Our egos are like a two sided coin. On one side of the coin, there is absolutely nothing wrong with having an ego in business. Your ego can help you to get in touch with your strengths and weaknesses, set healthy boundaries, and create expectations of personal performance. It can also give you the confidence to believe and to know that you can make a positive impact in the world, because if deep down you don’t really believe in yourself, then no one else will, either.
But this coin has a flip side. The problems begin when feeding your ego gets in the way of fulfilling your goals, working effectively with others, or staying in touch with market trends. This in turn puts even the most promising business idea at peril.
Don’t wait for that to happen! Though real, personal change is a slow and constant process, the journey begins with awareness. Below are four signs that your ego is getting in your way and holding you back from being your best business self:
1. Every threat to the business is a threat to you. There’s nothing wrong with feeling a sense of pride and ownership in your work and in your business. But, when your business starts to become an extension of yourself, then every perceived threat to the business is seen as an attack on you. So for example, if someone- whether it is a peer, employee, or a customer- is critical about an aspect of your business, you take it personally. Feelings of responsibility and accountability to the business and those it serves get pushed aside in the name of self-preservation.

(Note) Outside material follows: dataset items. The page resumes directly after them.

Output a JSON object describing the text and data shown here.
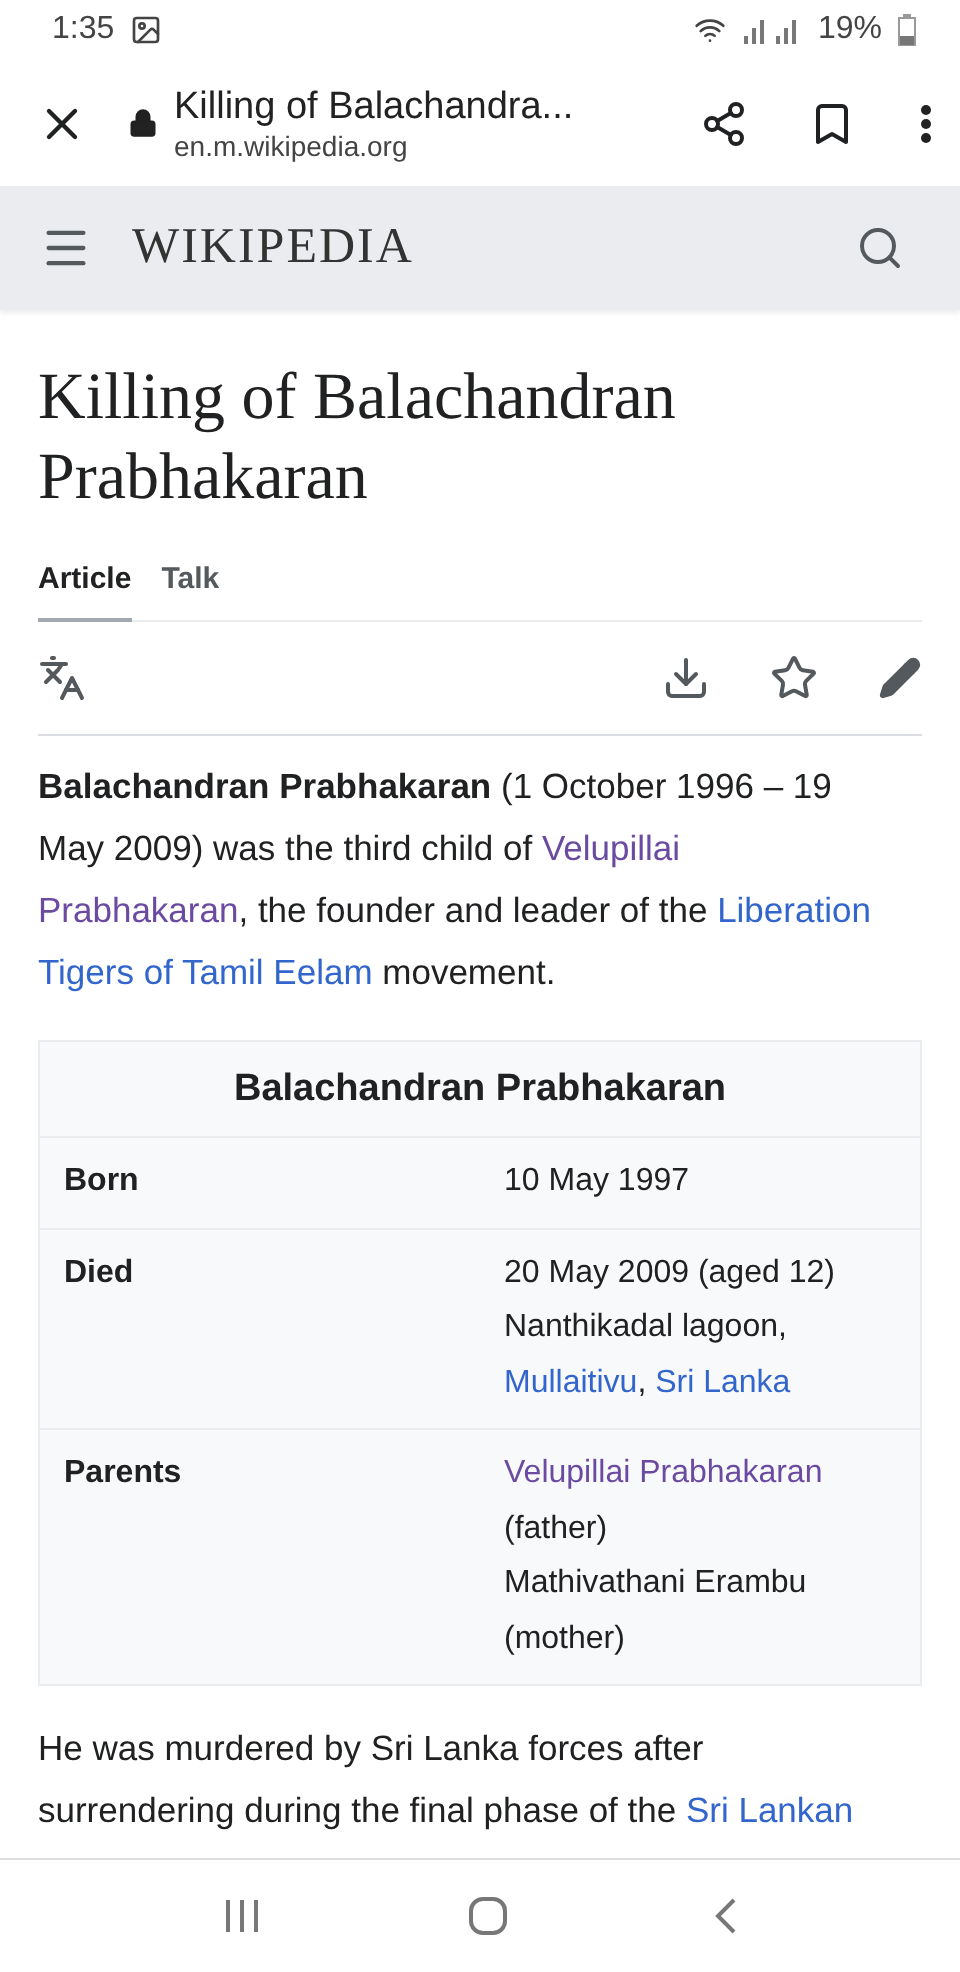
{
  "status_bar": {
    "time": "1:35",
    "battery": "19%"
  },
  "browser_bar": {
    "title": "Killing of Balachandra...",
    "url": "en.m.wikipedia.org"
  },
  "site_header": {
    "wordmark": "WIKIPEDIA"
  },
  "article": {
    "title": "Killing of Balachandran Prabhakaran",
    "tabs": [
      {
        "label": "Article",
        "selected": true
      },
      {
        "label": "Talk",
        "selected": false
      }
    ],
    "lead": [
      [
        {
          "kind": "bold",
          "text": "Balachandran Prabhakaran"
        },
        {
          "kind": "plain",
          "text": " (1 October 1996 – 19"
        }
      ],
      [
        {
          "kind": "plain",
          "text": "May 2009) was the third child of "
        },
        {
          "kind": "link",
          "visited": true,
          "text": "Velupillai"
        }
      ],
      [
        {
          "kind": "link",
          "visited": true,
          "text": "Prabhakaran"
        },
        {
          "kind": "plain",
          "text": ", the founder and leader of the "
        },
        {
          "kind": "link",
          "visited": false,
          "text": "Liberation"
        }
      ],
      [
        {
          "kind": "link",
          "visited": false,
          "text": "Tigers of Tamil Eelam"
        },
        {
          "kind": "plain",
          "text": " movement."
        }
      ]
    ],
    "infobox": {
      "title": "Balachandran Prabhakaran",
      "rows": [
        {
          "label": "Born",
          "lines": [
            [
              {
                "kind": "plain",
                "text": "10 May 1997"
              }
            ]
          ]
        },
        {
          "label": "Died",
          "lines": [
            [
              {
                "kind": "plain",
                "text": "20 May 2009 (aged 12)"
              }
            ],
            [
              {
                "kind": "plain",
                "text": "Nanthikadal lagoon,"
              }
            ],
            [
              {
                "kind": "link",
                "visited": false,
                "text": "Mullaitivu"
              },
              {
                "kind": "plain",
                "text": ", "
              },
              {
                "kind": "link",
                "visited": false,
                "text": "Sri Lanka"
              }
            ]
          ]
        },
        {
          "label": "Parents",
          "lines": [
            [
              {
                "kind": "link",
                "visited": true,
                "text": "Velupillai Prabhakaran"
              }
            ],
            [
              {
                "kind": "plain",
                "text": "(father)"
              }
            ],
            [
              {
                "kind": "plain",
                "text": "Mathivathani Erambu"
              }
            ],
            [
              {
                "kind": "plain",
                "text": "(mother)"
              }
            ]
          ]
        }
      ]
    },
    "body": [
      [
        {
          "kind": "plain",
          "text": "He was murdered by Sri Lanka forces after"
        }
      ],
      [
        {
          "kind": "plain",
          "text": "surrendering during the final phase of the "
        },
        {
          "kind": "link",
          "visited": false,
          "text": "Sri Lankan"
        }
      ]
    ]
  }
}
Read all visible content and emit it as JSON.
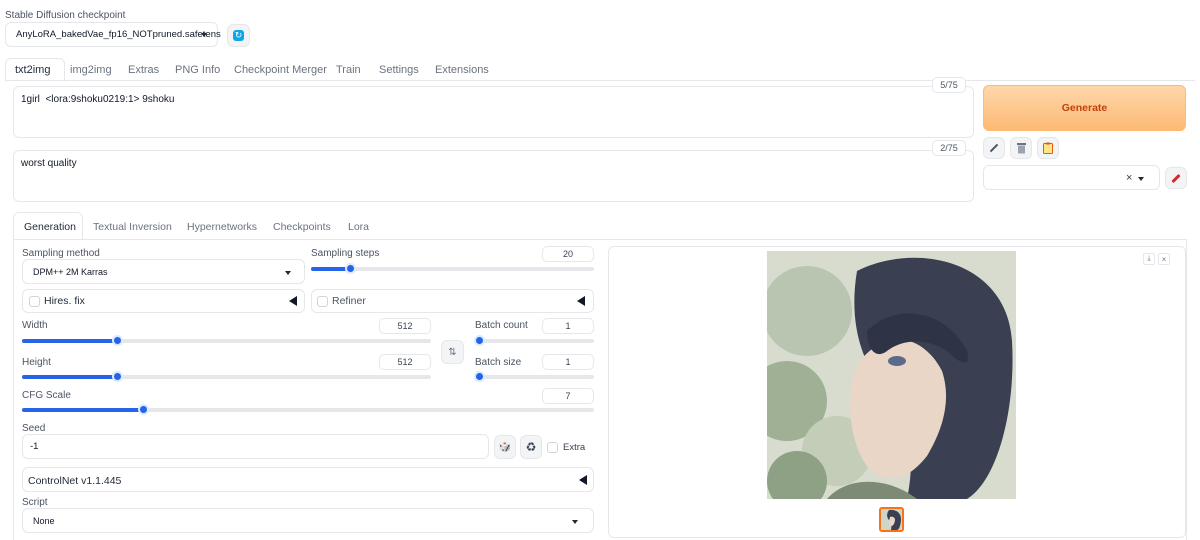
{
  "checkpoint": {
    "label": "Stable Diffusion checkpoint",
    "value": "AnyLoRA_bakedVae_fp16_NOTpruned.safetens"
  },
  "main_tabs": [
    {
      "label": "txt2img"
    },
    {
      "label": "img2img"
    },
    {
      "label": "Extras"
    },
    {
      "label": "PNG Info"
    },
    {
      "label": "Checkpoint Merger"
    },
    {
      "label": "Train"
    },
    {
      "label": "Settings"
    },
    {
      "label": "Extensions"
    }
  ],
  "prompt": {
    "positive": "1girl  <lora:9shoku0219:1> 9shoku",
    "positive_count": "5/75",
    "negative": "worst quality",
    "negative_count": "2/75"
  },
  "generate": {
    "label": "Generate"
  },
  "styles": {
    "clear_glyph": "×"
  },
  "sub_tabs": [
    {
      "label": "Generation"
    },
    {
      "label": "Textual Inversion"
    },
    {
      "label": "Hypernetworks"
    },
    {
      "label": "Checkpoints"
    },
    {
      "label": "Lora"
    }
  ],
  "generation": {
    "sampling_method_label": "Sampling method",
    "sampling_method_value": "DPM++ 2M Karras",
    "sampling_steps_label": "Sampling steps",
    "sampling_steps_value": "20",
    "hires_fix_label": "Hires. fix",
    "refiner_label": "Refiner",
    "width_label": "Width",
    "width_value": "512",
    "height_label": "Height",
    "height_value": "512",
    "batch_count_label": "Batch count",
    "batch_count_value": "1",
    "batch_size_label": "Batch size",
    "batch_size_value": "1",
    "cfg_label": "CFG Scale",
    "cfg_value": "7",
    "seed_label": "Seed",
    "seed_value": "-1",
    "extra_label": "Extra",
    "controlnet_label": "ControlNet v1.1.445",
    "script_label": "Script",
    "script_value": "None",
    "swap_glyph": "⇅",
    "dice_glyph": "🎲",
    "recycle_glyph": "♻"
  },
  "colors": {
    "accent": "#2563eb",
    "generate_text": "#c2410c",
    "generate_bg_top": "#fed7aa",
    "generate_bg_bottom": "#fdba74"
  },
  "icons": [
    "refresh-icon",
    "pencil-icon",
    "trash-icon",
    "clipboard-icon",
    "paint-brush-icon",
    "download-icon",
    "close-icon"
  ]
}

2. Mistakes aren’t in your vocabulary. To admit a mistake means to admit failure, and your ego just won’t allow that to happen. As I’ve mentioned here before, every mistake you make is a learning opportunity. It allows you to get valuable feedback and see important details that may have been previously hidden. With this information, you can make better decisions in the future and get closer to what you want to accomplish.
3. You don’t want to learn from others. A false sense of pride and constant, though hidden, second-guessing may cause you to see yourself as greater, bigger, or more knowledgeable than you actually are. When business owners see themselves as the center of the universe, they begin to put their own agenda ahead of others. With this dynamic in place, receiving any feedback that runs counter to that agenda is seen as a threat.
4. You don’t give up control. You have the last word in every decision, no matter how small, and are constantly getting into fights and power struggles at work. Of course, as a business owner, it is quite natural and beneficial to be involved in the business’ day to day decisions- especially at the beginning. But as the business grows and matures, your focus has to move to the major decisions, such as setting business strategy, recruiting and engaging talent, and keeping tabs on the market.
If you avoid delegating responsibilities for fear of losing control, then you will end up stifling employee innovation and creativity. This can lead to a very unhappy workplace, which can jeopardize your ability to hold on to talented and motivated employees.
So, if you get anything out of this article, then let it be this: your ego is a tool. You can use it to build up yourself, your business, and those around you, or you can let it be a wrench in the system. The choice is up to you.